Updated: Oct 14, 2023

In a groundbreaking achievement, engineers from MIT and China have designed a passive solar desalination system that converts seawater into drinkable water. Better yet, it's cheaper than tap water.


Hands cupped to drink water

“For the first time, it is possible for water, produced by sunlight, to be even cheaper than tap water,” said Lenan Zhang, a research scientist in MIT’s Device Research Laboratory. “This opens up the possibility for solar desalination to address real-world problems.”


The concept, articulated in a study published in the journal Joule, harnesses the dual powers of the sun and the inherent properties of seawater, emulating the ocean’s “thermohaline” circulation on a smaller scale, to evaporate water and leave salt behind.
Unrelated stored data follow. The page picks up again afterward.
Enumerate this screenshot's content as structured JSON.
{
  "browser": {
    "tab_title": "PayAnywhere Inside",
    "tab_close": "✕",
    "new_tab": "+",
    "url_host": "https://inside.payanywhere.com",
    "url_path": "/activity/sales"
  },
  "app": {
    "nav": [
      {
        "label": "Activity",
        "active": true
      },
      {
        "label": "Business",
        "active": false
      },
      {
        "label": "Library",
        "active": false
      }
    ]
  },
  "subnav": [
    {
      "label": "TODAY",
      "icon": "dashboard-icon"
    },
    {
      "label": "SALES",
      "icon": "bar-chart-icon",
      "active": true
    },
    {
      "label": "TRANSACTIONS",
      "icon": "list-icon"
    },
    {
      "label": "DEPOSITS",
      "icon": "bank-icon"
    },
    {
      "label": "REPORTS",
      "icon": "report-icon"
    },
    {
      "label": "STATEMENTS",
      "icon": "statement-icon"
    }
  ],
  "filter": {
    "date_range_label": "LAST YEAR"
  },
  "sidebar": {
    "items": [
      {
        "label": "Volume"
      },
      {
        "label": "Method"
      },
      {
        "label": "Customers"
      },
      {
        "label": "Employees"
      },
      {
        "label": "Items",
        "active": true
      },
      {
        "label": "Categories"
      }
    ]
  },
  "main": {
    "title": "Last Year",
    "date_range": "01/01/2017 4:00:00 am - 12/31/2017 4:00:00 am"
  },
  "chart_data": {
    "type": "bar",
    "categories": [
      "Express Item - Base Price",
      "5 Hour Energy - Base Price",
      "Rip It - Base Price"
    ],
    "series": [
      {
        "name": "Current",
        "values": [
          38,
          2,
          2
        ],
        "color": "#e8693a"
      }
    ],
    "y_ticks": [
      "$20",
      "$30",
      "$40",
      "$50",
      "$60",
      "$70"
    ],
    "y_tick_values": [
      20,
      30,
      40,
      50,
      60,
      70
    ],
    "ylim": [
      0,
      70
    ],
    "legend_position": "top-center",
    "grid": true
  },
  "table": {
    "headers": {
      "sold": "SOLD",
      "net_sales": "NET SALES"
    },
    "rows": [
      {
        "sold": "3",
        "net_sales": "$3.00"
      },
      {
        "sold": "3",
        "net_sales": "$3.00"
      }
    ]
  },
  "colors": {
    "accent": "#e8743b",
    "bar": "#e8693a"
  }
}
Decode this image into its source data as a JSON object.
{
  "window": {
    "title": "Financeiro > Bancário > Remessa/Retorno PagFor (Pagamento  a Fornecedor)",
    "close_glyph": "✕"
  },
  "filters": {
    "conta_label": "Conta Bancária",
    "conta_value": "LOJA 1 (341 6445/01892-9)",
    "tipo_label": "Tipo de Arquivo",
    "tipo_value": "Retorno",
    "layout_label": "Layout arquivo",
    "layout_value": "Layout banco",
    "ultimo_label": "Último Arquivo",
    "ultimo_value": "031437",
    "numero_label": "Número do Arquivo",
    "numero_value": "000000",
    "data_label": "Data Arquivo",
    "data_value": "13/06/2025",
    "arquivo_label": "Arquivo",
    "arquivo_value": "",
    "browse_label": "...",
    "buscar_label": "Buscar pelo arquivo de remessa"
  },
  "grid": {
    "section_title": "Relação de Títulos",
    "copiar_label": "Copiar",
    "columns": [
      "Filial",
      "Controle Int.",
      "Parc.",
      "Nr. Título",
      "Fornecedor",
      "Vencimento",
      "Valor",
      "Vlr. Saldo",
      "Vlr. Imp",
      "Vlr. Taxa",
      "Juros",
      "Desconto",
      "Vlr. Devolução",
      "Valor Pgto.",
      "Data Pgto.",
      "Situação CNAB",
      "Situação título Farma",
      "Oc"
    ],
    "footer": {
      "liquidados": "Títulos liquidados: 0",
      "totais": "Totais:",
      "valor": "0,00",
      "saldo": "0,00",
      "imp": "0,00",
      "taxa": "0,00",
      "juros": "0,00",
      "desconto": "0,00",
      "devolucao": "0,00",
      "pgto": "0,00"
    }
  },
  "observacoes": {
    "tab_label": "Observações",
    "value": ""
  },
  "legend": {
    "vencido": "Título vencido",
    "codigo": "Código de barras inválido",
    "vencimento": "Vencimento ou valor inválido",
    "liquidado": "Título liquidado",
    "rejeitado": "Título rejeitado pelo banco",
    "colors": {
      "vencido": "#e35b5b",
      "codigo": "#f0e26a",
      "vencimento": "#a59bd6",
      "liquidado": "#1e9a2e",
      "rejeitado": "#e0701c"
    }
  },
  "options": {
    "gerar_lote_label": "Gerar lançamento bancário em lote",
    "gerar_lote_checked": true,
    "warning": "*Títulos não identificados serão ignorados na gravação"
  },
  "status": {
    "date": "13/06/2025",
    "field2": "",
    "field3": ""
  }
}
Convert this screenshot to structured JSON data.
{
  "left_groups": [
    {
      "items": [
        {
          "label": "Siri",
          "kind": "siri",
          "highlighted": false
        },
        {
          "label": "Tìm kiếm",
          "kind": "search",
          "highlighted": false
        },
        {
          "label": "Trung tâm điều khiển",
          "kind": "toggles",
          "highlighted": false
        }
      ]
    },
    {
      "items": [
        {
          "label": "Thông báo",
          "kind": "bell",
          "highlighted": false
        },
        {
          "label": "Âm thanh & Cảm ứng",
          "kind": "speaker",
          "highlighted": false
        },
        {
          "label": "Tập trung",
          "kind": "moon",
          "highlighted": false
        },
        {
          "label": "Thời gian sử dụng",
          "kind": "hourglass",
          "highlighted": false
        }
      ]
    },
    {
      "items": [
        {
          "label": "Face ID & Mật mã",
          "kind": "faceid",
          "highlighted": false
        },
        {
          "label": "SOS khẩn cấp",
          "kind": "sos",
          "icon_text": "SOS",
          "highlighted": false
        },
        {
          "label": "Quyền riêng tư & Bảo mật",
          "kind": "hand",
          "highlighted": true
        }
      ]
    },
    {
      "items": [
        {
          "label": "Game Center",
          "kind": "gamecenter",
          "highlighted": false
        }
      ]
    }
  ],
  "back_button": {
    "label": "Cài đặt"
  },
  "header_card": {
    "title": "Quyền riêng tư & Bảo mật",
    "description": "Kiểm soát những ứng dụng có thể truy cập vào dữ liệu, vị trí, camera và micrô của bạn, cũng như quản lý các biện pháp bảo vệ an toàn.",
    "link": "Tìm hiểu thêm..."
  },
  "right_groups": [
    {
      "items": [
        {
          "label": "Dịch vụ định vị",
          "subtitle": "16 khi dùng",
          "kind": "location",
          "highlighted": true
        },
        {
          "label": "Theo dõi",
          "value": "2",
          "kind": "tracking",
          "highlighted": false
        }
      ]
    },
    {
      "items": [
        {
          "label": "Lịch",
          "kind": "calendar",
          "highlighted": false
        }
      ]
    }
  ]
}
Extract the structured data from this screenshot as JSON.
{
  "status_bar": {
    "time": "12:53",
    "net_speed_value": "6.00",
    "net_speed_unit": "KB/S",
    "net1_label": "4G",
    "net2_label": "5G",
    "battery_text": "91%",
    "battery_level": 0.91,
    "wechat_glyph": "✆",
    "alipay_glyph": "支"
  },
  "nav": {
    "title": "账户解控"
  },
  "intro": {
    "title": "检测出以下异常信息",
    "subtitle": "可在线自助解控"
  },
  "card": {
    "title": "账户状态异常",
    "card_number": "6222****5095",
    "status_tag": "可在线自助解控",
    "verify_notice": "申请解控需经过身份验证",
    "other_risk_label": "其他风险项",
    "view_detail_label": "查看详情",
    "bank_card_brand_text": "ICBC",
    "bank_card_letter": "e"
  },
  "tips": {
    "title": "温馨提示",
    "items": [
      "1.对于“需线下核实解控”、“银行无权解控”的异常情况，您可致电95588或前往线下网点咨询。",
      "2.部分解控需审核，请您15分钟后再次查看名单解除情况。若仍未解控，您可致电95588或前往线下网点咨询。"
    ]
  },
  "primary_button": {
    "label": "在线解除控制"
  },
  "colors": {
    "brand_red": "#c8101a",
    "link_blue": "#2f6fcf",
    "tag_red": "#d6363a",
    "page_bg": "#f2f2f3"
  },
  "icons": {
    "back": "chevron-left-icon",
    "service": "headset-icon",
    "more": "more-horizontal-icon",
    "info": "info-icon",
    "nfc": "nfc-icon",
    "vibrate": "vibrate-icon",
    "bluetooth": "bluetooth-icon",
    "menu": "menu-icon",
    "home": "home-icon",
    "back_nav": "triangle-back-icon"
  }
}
This new system surpasses all existing passive solar desalination prototypes in terms of water-production rate and salt-rejection rate.


The device, if enlarged to roughly the size of a briefcase, could produce approximately 4 to 6 liters of drinking water per hour and have a lifespan of about a decade. The team envisions that a scaled-up device could provide the daily water needs of an average household and greatly benefit off-grid coastal communities with ready access to seawater - and sunshine. And, since only 3 percent of the world's water is drinkable, easy access to desalinated water is likely to become increasingly important.